Leah Roemer ’23 just joined the team at the beginning of this semester, as part of the OSINT course. In the run-up to the Reveal show’s release, she dug into Mitchell’s influence and power as a legal architect on the right, particularly his successful history before the U.S. Court of Appeal for the Fifth Circuit — which has played a big role in S.B. 8 taking effect in Texas.
Roemer says the project has been one of her favorite experiences in law school, that it was exciting to be part of a newsroom-style deadline effort, and how she’s inspired by the interdisciplinary careers of Koenig and Perez.
“This has helped drive home just how many ways you can put a law degree to good use,” Roemer says. “I’m now exploring legal journalism and creative writing as tools to move the needle on issues I care about.”
Taylor Graham ’23, who was a journalist and documentary filmmaker before law school, says working with Reveal journalists reminded him that good lawyering often means telling a good story.

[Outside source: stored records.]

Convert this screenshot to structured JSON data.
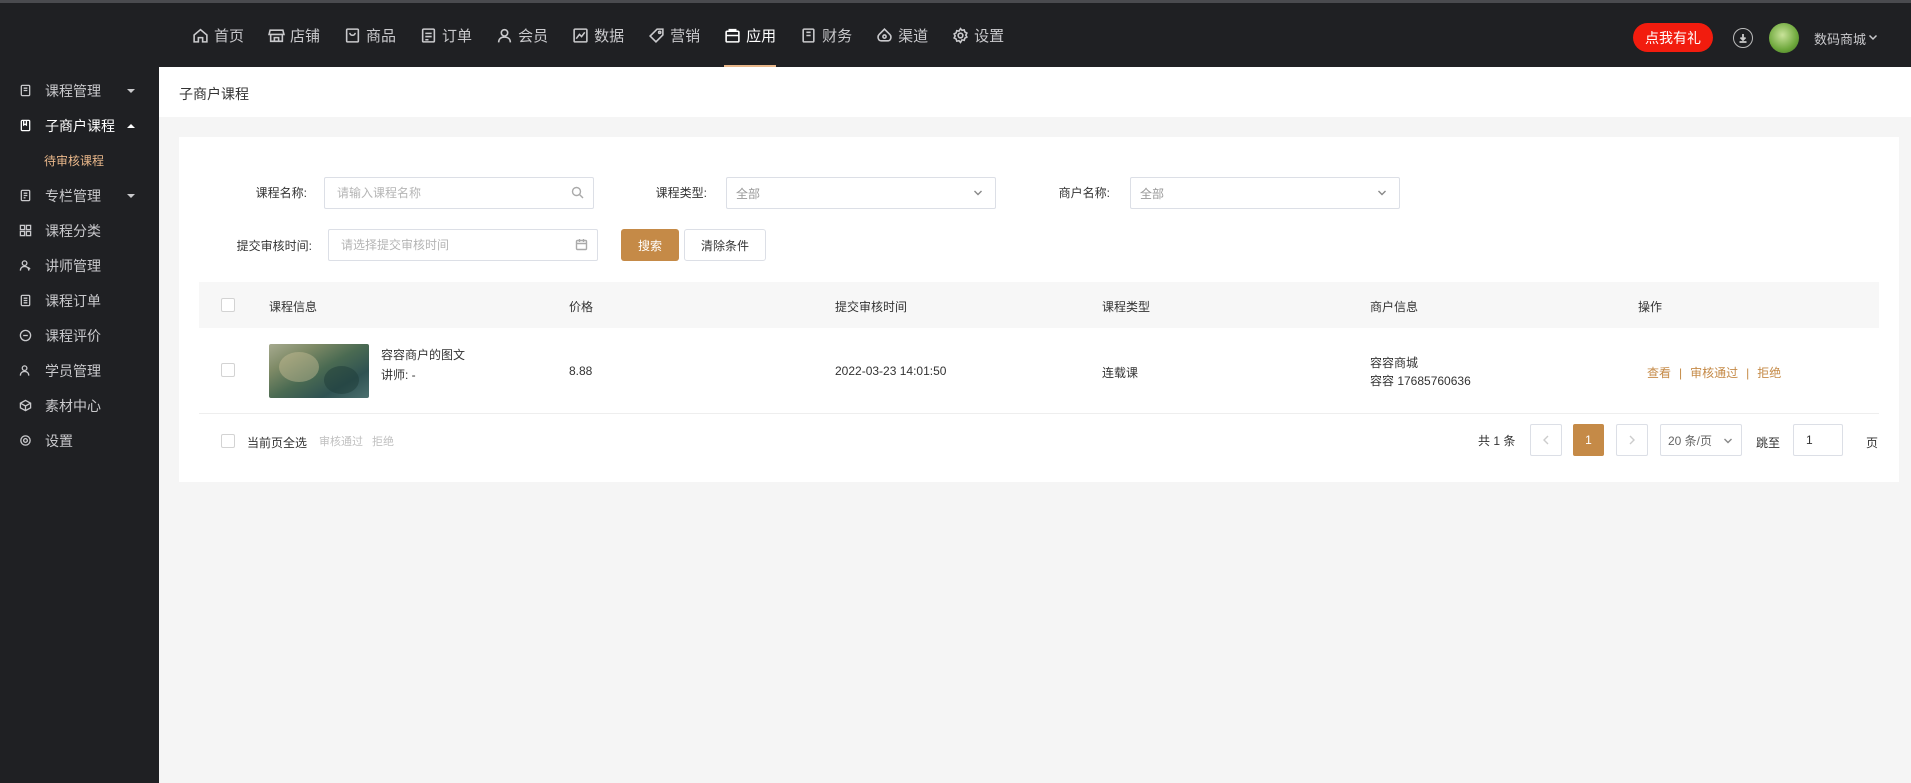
{
  "topnav": [
    {
      "label": "首页",
      "icon": "home-icon"
    },
    {
      "label": "店铺",
      "icon": "store-icon"
    },
    {
      "label": "商品",
      "icon": "product-icon"
    },
    {
      "label": "订单",
      "icon": "order-icon"
    },
    {
      "label": "会员",
      "icon": "member-icon"
    },
    {
      "label": "数据",
      "icon": "chart-icon"
    },
    {
      "label": "营销",
      "icon": "tag-icon"
    },
    {
      "label": "应用",
      "icon": "app-icon",
      "active": true
    },
    {
      "label": "财务",
      "icon": "finance-icon"
    },
    {
      "label": "渠道",
      "icon": "channel-icon"
    },
    {
      "label": "设置",
      "icon": "gear-icon"
    }
  ],
  "header": {
    "gift_label": "点我有礼",
    "user_name": "数码商城"
  },
  "sidebar": {
    "items": [
      {
        "label": "课程管理"
      },
      {
        "label": "子商户课程"
      },
      {
        "label": "待审核课程"
      },
      {
        "label": "专栏管理"
      },
      {
        "label": "课程分类"
      },
      {
        "label": "讲师管理"
      },
      {
        "label": "课程订单"
      },
      {
        "label": "课程评价"
      },
      {
        "label": "学员管理"
      },
      {
        "label": "素材中心"
      },
      {
        "label": "设置"
      }
    ]
  },
  "page": {
    "title": "子商户课程"
  },
  "filters": {
    "course_name_label": "课程名称:",
    "course_name_placeholder": "请输入课程名称",
    "course_type_label": "课程类型:",
    "course_type_value": "全部",
    "merchant_label": "商户名称:",
    "merchant_value": "全部",
    "submit_time_label": "提交审核时间:",
    "submit_time_placeholder": "请选择提交审核时间",
    "search_label": "搜索",
    "clear_label": "清除条件"
  },
  "table": {
    "columns": [
      "课程信息",
      "价格",
      "提交审核时间",
      "课程类型",
      "商户信息",
      "操作"
    ],
    "rows": [
      {
        "title": "容容商户的图文",
        "teacher": "讲师: -",
        "price": "8.88",
        "submit_time": "2022-03-23 14:01:50",
        "type": "连载课",
        "merchant_name": "容容商城",
        "merchant_contact": "容容 17685760636",
        "actions": [
          "查看",
          "审核通过",
          "拒绝"
        ]
      }
    ]
  },
  "footer": {
    "select_all_label": "当前页全选",
    "batch_approve": "审核通过",
    "batch_reject": "拒绝"
  },
  "pagination": {
    "total_text": "共 1 条",
    "current_page": "1",
    "page_size": "20 条/页",
    "jump_label": "跳至",
    "jump_value": "1",
    "page_suffix": "页"
  },
  "colors": {
    "accent": "#c58a47",
    "gift": "#f21c0e",
    "dark": "#1f2023"
  }
}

“My experience working with Reveal enabled me to apply the legal learning I’ve done at Berkeley Law in an interdisciplinary way that allowed me to see issues in a whole new light,” he says. “The discussions we had as a team always challenged me to go beyond thinking about how a particular issue might play out in court to thinking about what the real-world impact of a particular outcome might be.”

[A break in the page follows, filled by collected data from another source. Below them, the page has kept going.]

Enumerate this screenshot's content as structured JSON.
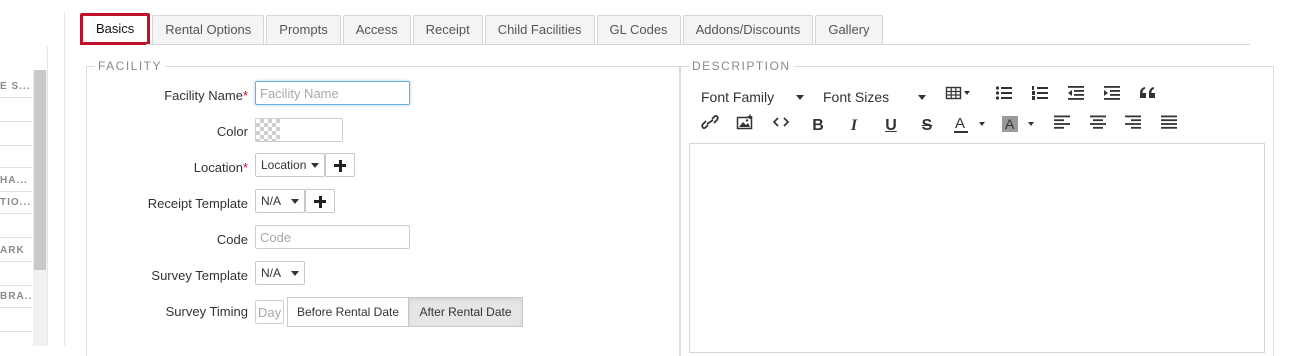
{
  "sidebar": {
    "rows": [
      "E S...",
      "",
      "",
      "",
      "HA...",
      "TIO...",
      "",
      "ARK",
      "",
      "BRA...",
      ""
    ]
  },
  "tabs": [
    {
      "label": "Basics",
      "active": true
    },
    {
      "label": "Rental Options"
    },
    {
      "label": "Prompts"
    },
    {
      "label": "Access"
    },
    {
      "label": "Receipt"
    },
    {
      "label": "Child Facilities"
    },
    {
      "label": "GL Codes"
    },
    {
      "label": "Addons/Discounts"
    },
    {
      "label": "Gallery"
    }
  ],
  "facility": {
    "legend": "FACILITY",
    "facility_name": {
      "label": "Facility Name",
      "required": "*",
      "placeholder": "Facility Name"
    },
    "color": {
      "label": "Color"
    },
    "location": {
      "label": "Location",
      "required": "*",
      "value": "Location"
    },
    "receipt_template": {
      "label": "Receipt Template",
      "value": "N/A"
    },
    "code": {
      "label": "Code",
      "placeholder": "Code"
    },
    "survey_template": {
      "label": "Survey Template",
      "value": "N/A"
    },
    "survey_timing": {
      "label": "Survey Timing",
      "day_placeholder": "Day",
      "before": "Before Rental Date",
      "after": "After Rental Date"
    }
  },
  "description": {
    "legend": "DESCRIPTION",
    "font_family": "Font Family",
    "font_sizes": "Font Sizes",
    "toolbar_icons": [
      "table-icon",
      "bullet-list-icon",
      "numbered-list-icon",
      "outdent-icon",
      "indent-icon",
      "blockquote-icon",
      "link-icon",
      "image-icon",
      "code-view-icon",
      "bold-icon",
      "italic-icon",
      "underline-icon",
      "strikethrough-icon",
      "font-color-icon",
      "background-color-icon",
      "align-left-icon",
      "align-center-icon",
      "align-right-icon",
      "justify-icon"
    ]
  },
  "colors": {
    "accent": "#c0112b",
    "focus": "#66afe9",
    "border": "#d6d6d6"
  }
}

Martin, too, says she learned a lot from the HRC’s investigative tool set, and thoroughly enjoyed the collaboration.
“I have loved coming to the Berkeley campus every week and reveling in the opportunity to be with very smart and committed people — in person!— talking about very important ideas,” she says. “Working on this project, especially interacting with the students and staff, has been a bright spot in a very bleak news year.”
Koenig, who had been looking for a project focused on gender and reproductive rights, says this team effort is a perfect reflection of HRC’s motto: pursuing justice through science and law.
“Ultimately, whether you’re a lawyer or a journalist, facts are your currency,” she says. “Our jobs require that we know how to obtain — and how to hold or even increase the value of — that currency, by sourcing reliable information that can be used to strengthen the world’s understanding of current events, and ultimately strengthen the potential for justice.”